When Jack White plucked Detroit pal Brendan Benson from relative obscurity to join his merry band of Raconteurs, the Benson faithful were perhaps expecting their man to be introduced into indie-rock society in a style similar to Joan Baez ‘bringing out’ the young, grinning Bob Dylan: "Look what I’ve found!"
Or maybe Mr B just fell in with the wrong crowd. Either way, s’all good: with The Raconteurs on hold for now, Benson’s back to hitchhiking alone down the power-pop highway with fourth album My Old Familiar Friend (hey, could the title be referring to his solo career?) just as summer gets its second, um, wind – and, thanks to White’s patronage, that spotlight just got a bit brighter.
So it’s fitting that the album opener ‘A Whole Lot Better’ is liberally doused with optimism – that’s how he feels when you’re not around (oh, no, not you, Jack) – and shows Benson still has a way with a tune, with some punchy guitars giving the song enough pep to wake, if not the dead, then at least the very sleepy. It all gives way to an exquisite refrain: "I fell in love with you / And out of love with you / And back in love with you / All in the same day." These artist types, eh? Still, it’s quite a journey – Benson has a knack for creating a kind of, "Ah, man, that was some summer"-type wistfulness in double-quick time. Final track ‘Borrow’ pulls off a similar trick: there’s a ready-made nostalgia just waiting to spring from its harmonies.
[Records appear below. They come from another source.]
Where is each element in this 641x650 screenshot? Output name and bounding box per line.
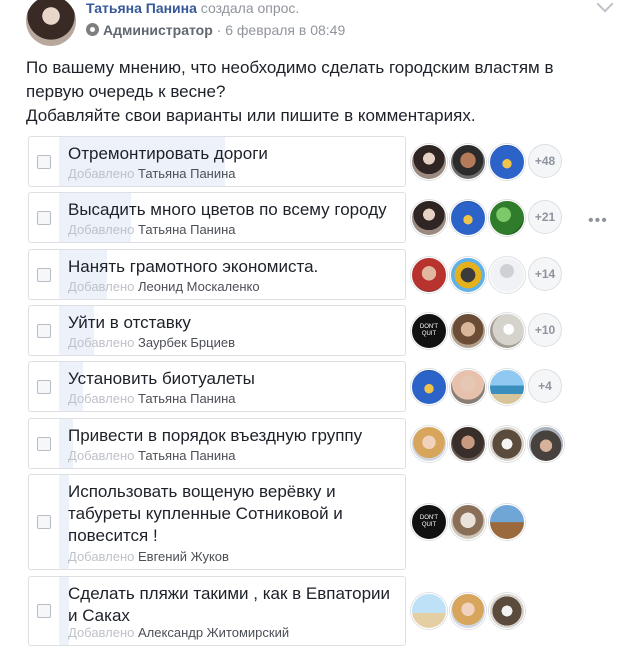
- more-voters-count[interactable]: +4: [528, 369, 562, 403]
- woman-avatar[interactable]: [411, 144, 447, 180]
- more-options-icon[interactable]: •••: [588, 212, 608, 230]
- bridge-avatar[interactable]: [489, 504, 525, 540]
- person-avatar[interactable]: [450, 257, 486, 293]
- added-prefix: Добавлено: [68, 166, 139, 181]
- added-by-user-link[interactable]: Леонид Москаленко: [138, 279, 260, 294]
- more-voters-count[interactable]: +48: [528, 144, 562, 178]
- option-added-by: Добавлено Татьяна Панина: [68, 166, 236, 182]
- added-by-user-link[interactable]: Татьяна Панина: [138, 391, 236, 406]
- role-badge: Администратор: [103, 22, 213, 38]
- added-prefix: Добавлено: [68, 335, 139, 350]
- poll-option[interactable]: Использовать вощеную верёвку и табуреты к…: [28, 474, 406, 570]
- option-added-by: Добавлено Татьяна Панина: [68, 448, 236, 464]
- author-line: Татьяна Панина создала опрос.: [86, 0, 299, 17]
- added-prefix: Добавлено: [68, 391, 139, 406]
- church-avatar[interactable]: [411, 369, 447, 405]
- added-prefix: Добавлено: [68, 222, 139, 237]
- option-label: табуреты купленные Сотниковой и: [68, 504, 343, 523]
- added-prefix: Добавлено: [68, 448, 139, 463]
- green-avatar[interactable]: [489, 200, 525, 236]
- option-label: Уйти в отставку: [68, 313, 191, 332]
- poll-option[interactable]: Сделать пляжи такими , как в Евпатории и …: [28, 576, 406, 646]
- option-added-by: Добавлено Леонид Москаленко: [68, 279, 260, 295]
- poll-option[interactable]: Привести в порядок въездную группу Добавл…: [28, 418, 406, 469]
- added-by-user-link[interactable]: Заурбек Брциев: [138, 335, 235, 350]
- post-date[interactable]: · 6 февраля в 08:49: [217, 22, 346, 38]
- option-label: Привести в порядок въездную группу: [68, 426, 363, 445]
- option-checkbox[interactable]: [37, 268, 51, 282]
- bird-avatar[interactable]: [489, 313, 525, 349]
- hat-avatar[interactable]: [528, 426, 564, 462]
- option-label: Нанять грамотного экономиста.: [68, 257, 319, 276]
- sea-avatar[interactable]: [489, 369, 525, 405]
- option-label: повесится !: [68, 526, 158, 545]
- beach-avatar[interactable]: [411, 593, 447, 629]
- poll-option[interactable]: Уйти в отставку Добавлено Заурбек Брциев: [28, 305, 406, 356]
- option-added-by: Добавлено Заурбек Брциев: [68, 335, 235, 351]
- admin-shield-icon: [86, 23, 99, 36]
- option-added-by: Добавлено Александр Житомирский: [68, 625, 289, 641]
- option-checkbox[interactable]: [37, 380, 51, 394]
- more-voters-count[interactable]: +14: [528, 257, 562, 291]
- group-avatar[interactable]: [489, 593, 525, 629]
- poll-option[interactable]: Установить биотуалеты Добавлено Татьяна П…: [28, 361, 406, 412]
- more-voters-count[interactable]: +10: [528, 313, 562, 347]
- blank-avatar[interactable]: [489, 257, 525, 293]
- bald-avatar[interactable]: [450, 369, 486, 405]
- option-label: Установить биотуалеты: [68, 369, 255, 388]
- dark-avatar[interactable]: [450, 426, 486, 462]
- added-by-user-link[interactable]: Татьяна Панина: [138, 166, 236, 181]
- question-line: первую очередь к весне?: [26, 82, 226, 101]
- poll-question: По вашему мнению, что необходимо сделать…: [26, 56, 596, 128]
- option-checkbox[interactable]: [37, 437, 51, 451]
- added-by-user-link[interactable]: Татьяна Панина: [138, 222, 236, 237]
- blonde-avatar[interactable]: [411, 426, 447, 462]
- added-prefix: Добавлено: [68, 625, 139, 640]
- post-header: Татьяна Панина создала опрос. Администра…: [0, 0, 641, 48]
- post-meta: Администратор · 6 февраля в 08:49: [86, 21, 345, 39]
- author-avatar[interactable]: [26, 0, 76, 46]
- option-label: и Саках: [68, 606, 130, 625]
- question-line: По вашему мнению, что необходимо сделать…: [26, 58, 554, 77]
- dont-quit-avatar[interactable]: [411, 504, 447, 540]
- option-label: Использовать вощеную верёвку и: [68, 482, 336, 501]
- author-name-link[interactable]: Татьяна Панина: [86, 0, 197, 16]
- church-avatar[interactable]: [489, 144, 525, 180]
- option-added-by: Добавлено Евгений Жуков: [68, 549, 229, 565]
- church-avatar[interactable]: [450, 200, 486, 236]
- question-line: Добавляйте свои варианты или пишите в ко…: [26, 106, 476, 125]
- option-label: Высадить много цветов по всему городу: [68, 200, 387, 219]
- old-man-avatar[interactable]: [450, 504, 486, 540]
- author-action: создала опрос.: [200, 0, 300, 16]
- chevron-down-icon[interactable]: [596, 0, 614, 13]
- option-checkbox[interactable]: [37, 324, 51, 338]
- added-prefix: Добавлено: [68, 279, 139, 294]
- option-added-by: Добавлено Татьяна Панина: [68, 222, 236, 238]
- woman-avatar[interactable]: [411, 200, 447, 236]
- dont-quit-avatar[interactable]: [411, 313, 447, 349]
- group-avatar[interactable]: [489, 426, 525, 462]
- option-checkbox[interactable]: [37, 515, 51, 529]
- option-added-by: Добавлено Татьяна Панина: [68, 391, 236, 407]
- option-label: Отремонтировать дороги: [68, 144, 268, 163]
- more-voters-count[interactable]: +21: [528, 200, 562, 234]
- option-label: Сделать пляжи такими , как в Евпатории: [68, 584, 391, 603]
- option-checkbox[interactable]: [37, 604, 51, 618]
- guy-avatar[interactable]: [450, 313, 486, 349]
- poll-option[interactable]: Отремонтировать дороги Добавлено Татьяна …: [28, 136, 406, 187]
- poll-option[interactable]: Высадить много цветов по всему городу Доб…: [28, 192, 406, 243]
- option-checkbox[interactable]: [37, 155, 51, 169]
- added-by-user-link[interactable]: Александр Житомирский: [138, 625, 289, 640]
- option-checkbox[interactable]: [37, 211, 51, 225]
- red-avatar[interactable]: [411, 257, 447, 293]
- blonde-avatar[interactable]: [450, 593, 486, 629]
- added-prefix: Добавлено: [68, 549, 139, 564]
- poll-option[interactable]: Нанять грамотного экономиста. Добавлено Л…: [28, 249, 406, 300]
- added-by-user-link[interactable]: Татьяна Панина: [138, 448, 236, 463]
- added-by-user-link[interactable]: Евгений Жуков: [138, 549, 229, 564]
- man-avatar[interactable]: [450, 144, 486, 180]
In between, it’s not all quite such a breeze. There are too many nothing-y lyrics revolving around "you"; great for the egotists, but Benson’s overreliance on hectoring yet another girl who doesn’t meet his exacting standards in the second-person gets a bit wearing. There are sparks – the paranoid love affair in ‘Eyes on the Horizon’ ("Well I’m convinced that underneath that black hair / There’s a listening device planted there") is a riot, the declaration that "I’ve been hiding in caves" in ‘Feel Like Taking You Home’ raises a smile, and it’s hard to knock a track loaded with elegant Motown strings that’s called ‘Garbage Day’. On the other hand, ‘Gonowhere’ goes, you guessed it, nowhere, with Benson reeling off the kind of platitudes apparently designed to give Chris Martin a hard-on.
Musically there’s some filler too. Although he has his own distinctive style when it comes to a melody – it was piss easy to recognise which tracks were his on those Raconteurs albums – and we wouldn’t have it any other way, some of these really are, at best, B-sides. ‘You Make a Fool of Me’ is even reminiscent of – God preserve us – Jet.
My Old Familiar Friend doesn’t scale the heights of 2002’s almost perfect Lapalco, then, but there are just about enough sunny patches for us to be thankful to Jack for getting his protégé back in one piece.